Exercise 2: Election and Log Freshness

Candidate A has log [(term 1), (term 1), (term 2)]. Candidate B has log [(term 1), (term 1)]. Both are running for election. Who should win based on Raft’s election restriction, and why?

Exercise 3: Uncommitted Entries After Leader Crash

A leader commits entry 5 and has entries 6 and 7 uncommitted when it crashes. A new leader is elected. What happens to entries 6 and 7?

Exercise 4: Randomized Timeouts

Why are election timeouts randomized in Raft? What problem would occur if all nodes used the same 200ms timeout?

👁️ View Solutions

Raft: Solutions

Exercise 1

With 5 nodes, majority = 3. If 2 followers crash, 3 nodes remain — that’s a majority. The cluster can elect a leader, commit entries, and continue operating normally.

If 3 nodes crash, only 2 remain. 2 is not a majority of 5. The remaining 2 nodes cannot elect a leader (no candidate can get 3 votes). They also cannot commit new entries. However, if they were previously part of a cluster with a leader, the leader (if among the 2) can continue sending heartbeats but cannot commit anything. The cluster is effectively read-only until connectivity to other nodes is restored.

This is why Raft clusters are typically deployed with odd numbers of nodes (3, 5, 7) — to maximize fault tolerance.

Exercise 2

Candidate A should win. The election restriction compares last log entries:

Candidate A: last entry is (term 2, index 3)
Candidate B: last entry is (term 1, index 2)

Comparison: term 2 > term 1. A’s log is more up-to-date. Voters will vote for A over B.

This is true even though B’s log (index 2) is shorter than A’s (index 3). The term comparison takes priority. A’s log has entries from a newer term, which might be needed for correctness.

Exercise 3

Entries 6 and 7 become uncommitted and will be overwritten by the new leader. The new leader starts with its own log (which doesn’t include entries 6 and 7, since they weren’t on a majority of nodes). The new leader will:

Accept new client requests.
Fill any gaps in its log through AppendEntries.
Eventually, entries 6 and 7’s slots will be filled with new commands from the new leader’s term.
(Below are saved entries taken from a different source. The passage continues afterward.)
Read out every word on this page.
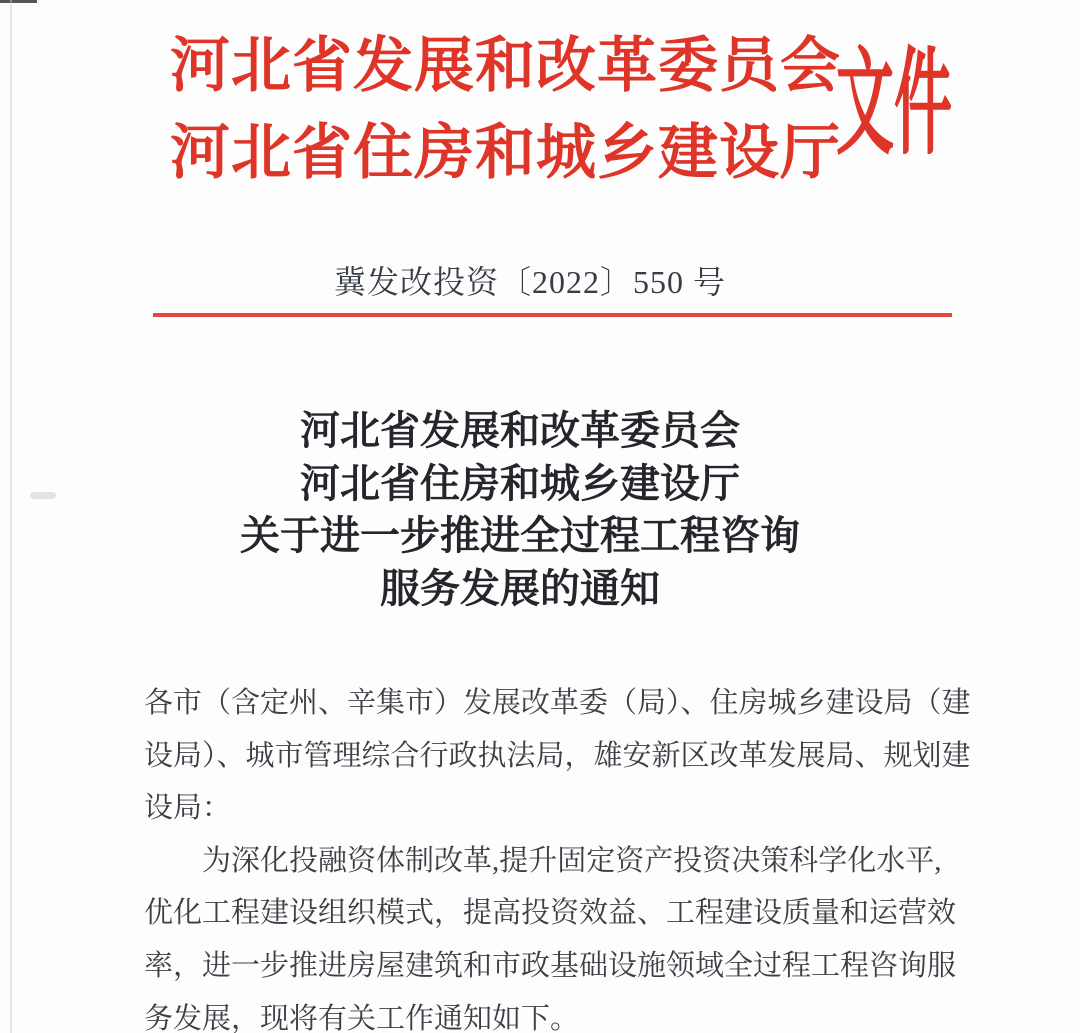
河北省发展和改革委员会
河北省住房和城乡建设厅
文件
冀发改投资〔2022〕550 号
河北省发展和改革委员会
河北省住房和城乡建设厅
关于进一步推进全过程工程咨询
服务发展的通知
各市（含定州、辛集市）发展改革委（局）、住房城乡建设局（建
设局）、城市管理综合行政执法局，雄安新区改革发展局、规划建
设局：
　　为深化投融资体制改革,提升固定资产投资决策科学化水平,
优化工程建设组织模式，提高投资效益、工程建设质量和运营效
率，进一步推进房屋建筑和市政基础设施领域全过程工程咨询服
务发展，现将有关工作通知如下。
This is safe because entries 6 and 7 were never committed — no client received confirmation for them. If a client sent those commands and didn’t get a response, it will retry with the new leader.

Exercise 4

If all nodes used the same 200ms timeout, they would all time out simultaneously and all become candidates at the same time. This would cause an election where every node votes for itself — resulting in a guaranteed split vote with no majority. The election fails, all timers reset and immediately fire again (since they’re still synchronized), creating an infinite loop of failed elections.

Randomization (150-300ms) ensures that one node almost always times out first, giving it the chance to start an election and win before others become candidates. The expected wait for the first timeout in a 5-node cluster is ~30ms — far shorter than any single timeout value.